まっしろな羽を広げて、僕は放課後を飛んでいった。

10/11/2022, 12:47:12 PM


なびくカーテン。絵に描かれるのは優雅に美しく揺蕩うように舞うカーテンだけれど、
おあいにく、
私の思い出じゃあ黒板を写すのを邪魔してきたり、
窓に濡れたみたいに張り付いた、そんな優雅とはいえないのがカーテンだ。

だけど、あ…いや、だから、

あの瞬間のぶふぁりと力強く波打った、あのカーテンを強く胸に刻めている。

斜陽は賢くそこに光をさして、風は得意げに吹いた。髪の毛は処世術に少しも逆らわずに視界に入り込む。
黒板は眠っている。窓枠にくり抜かれた明かり。

美しいとはまさにあの光景を指していて、自分は神の気まぐれでそれを見せてもらえたのだと分かった。

美しいを見た瞬間、自分は洗われて、とても純粋なものになれた気がした。

不恰好なカーテン。だけれどあの時は、ものすごく優雅だった。

9/16/2022, 12:27:59 PM

空は孤独…、だろうか。

私は詳しくないけれど――本当に詳しくない、残念だけど――この地球にあるあの青い空を、他の星で見たことがない。

あったとしても、ずぅっと遠く…声の届かない所なんじゃないかな。
自分と同じでないものばかりあふれた世界は、うん、…きっと孤独だ。

あ、いや、でも私たちがいるのか。

ちっぽけでなんの頼りにもならないけど、それでも空には私たちがいる。植物や、他の生き物だっている。
もしかしたら、雲とは親友かもしれない。

それなら、空は孤独じゃない。

雨は悲しいんじゃなくて、雲の上のパーティーが楽しすぎて思わず降らしてしまうのかも。

雷はおこってるんじゃなくて、太陽とのお喋りが嬉しすぎてパチパチしてしまうのかも。

それなら安心だ…。空は孤独じゃない。空は泣いてない。空は…ずっと元気に笑ってる。

9/15/2022, 4:03:29 AM

私の友達は…私と友達なの。
ああ、ごめんなさい。わかりにくかったわよね。
私は紙なの。そう、植物とその他の繊維を膠着させてつくった、字や絵をかいたりする、あの紙。

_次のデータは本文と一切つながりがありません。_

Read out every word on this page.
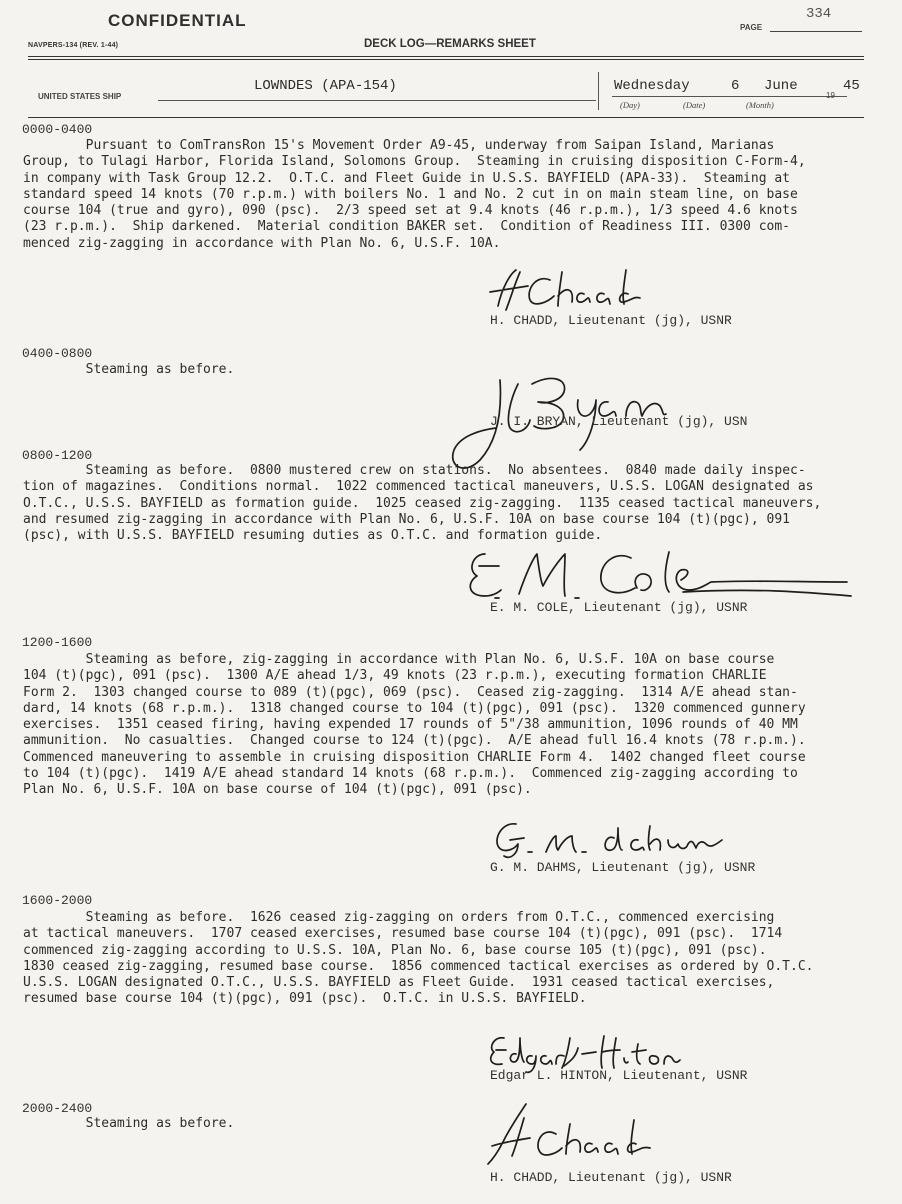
CONFIDENTIAL
NAVPERS-134 (REV. 1-44)	DECK LOG—REMARKS SHEET
PAGE
334
UNITED STATES SHIP
LOWNDES (APA-154)	Wednesday	6 June
19
45
(Day)	(Date)	(Month)
0000-0400
Pursuant to ComTransRon 15's Movement Order A9-45, underway from Saipan Island, Marianas
Group, to Tulagi Harbor, Florida Island, Solomons Group.  Steaming in cruising disposition C-Form-4,
in company with Task Group 12.2.  O.T.C. and Fleet Guide in U.S.S. BAYFIELD (APA-33).  Steaming at
standard speed 14 knots (70 r.p.m.) with boilers No. 1 and No. 2 cut in on main steam line, on base
course 104 (true and gyro), 090 (psc).  2/3 speed set at 9.4 knots (46 r.p.m.), 1/3 speed 4.6 knots
(23 r.p.m.).  Ship darkened.  Material condition BAKER set.  Condition of Readiness III. 0300 com-
menced zig-zagging in accordance with Plan No. 6, U.S.F. 10A.
H. CHADD, Lieutenant (jg), USNR
0400-0800
Steaming as before.
J. I. BRYAN, Lieutenant (jg), USN
0800-1200
Steaming as before.  0800 mustered crew on stations.  No absentees.  0840 made daily inspec-
tion of magazines.  Conditions normal.  1022 commenced tactical maneuvers, U.S.S. LOGAN designated as
O.T.C., U.S.S. BAYFIELD as formation guide.  1025 ceased zig-zagging.  1135 ceased tactical maneuvers,
and resumed zig-zagging in accordance with Plan No. 6, U.S.F. 10A on base course 104 (t)(pgc), 091
(psc), with U.S.S. BAYFIELD resuming duties as O.T.C. and formation guide.
E. M. COLE, Lieutenant (jg), USNR
1200-1600
Steaming as before, zig-zagging in accordance with Plan No. 6, U.S.F. 10A on base course
104 (t)(pgc), 091 (psc).  1300 A/E ahead 1/3, 49 knots (23 r.p.m.), executing formation CHARLIE
Form 2.  1303 changed course to 089 (t)(pgc), 069 (psc).  Ceased zig-zagging.  1314 A/E ahead stan-
dard, 14 knots (68 r.p.m.).  1318 changed course to 104 (t)(pgc), 091 (psc).  1320 commenced gunnery
exercises.  1351 ceased firing, having expended 17 rounds of 5"/38 ammunition, 1096 rounds of 40 MM
ammunition.  No casualties.  Changed course to 124 (t)(pgc).  A/E ahead full 16.4 knots (78 r.p.m.).
Commenced maneuvering to assemble in cruising disposition CHARLIE Form 4.  1402 changed fleet course
to 104 (t)(pgc).  1419 A/E ahead standard 14 knots (68 r.p.m.).  Commenced zig-zagging according to
Plan No. 6, U.S.F. 10A on base course of 104 (t)(pgc), 091 (psc).
G. M. DAHMS, Lieutenant (jg), USNR
1600-2000
Steaming as before.  1626 ceased zig-zagging on orders from O.T.C., commenced exercising
at tactical maneuvers.  1707 ceased exercises, resumed base course 104 (t)(pgc), 091 (psc).  1714
commenced zig-zagging according to U.S.S. 10A, Plan No. 6, base course 105 (t)(pgc), 091 (psc).
1830 ceased zig-zagging, resumed base course.  1856 commenced tactical exercises as ordered by O.T.C.
U.S.S. LOGAN designated O.T.C., U.S.S. BAYFIELD as Fleet Guide.  1931 ceased tactical exercises,
resumed base course 104 (t)(pgc), 091 (psc).  O.T.C. in U.S.S. BAYFIELD.
Edgar L. HINTON, Lieutenant, USNR
2000-2400
Steaming as before.
H. CHADD, Lieutenant (jg), USNR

あの子は…私に自分の思いを吐き出す。きっと人間には言えないのね――内容も、気持ちの良いものばかりとは言えないし。

だから、人間ではない、だけれど友達の私にあの子は言う。思いを、考えを。
熱烈なそれは、時に苦しくなることもあるけれど。

…ええ、受け止めるわ。そう難しいことではないの。
あの子とはずぅっと昔から友達よ。助けてあげたいと思うの。

受け止めるわ――そう、消えるまで。私が燃やされてしまうまで。この命が燃え尽きるまで、ずっと。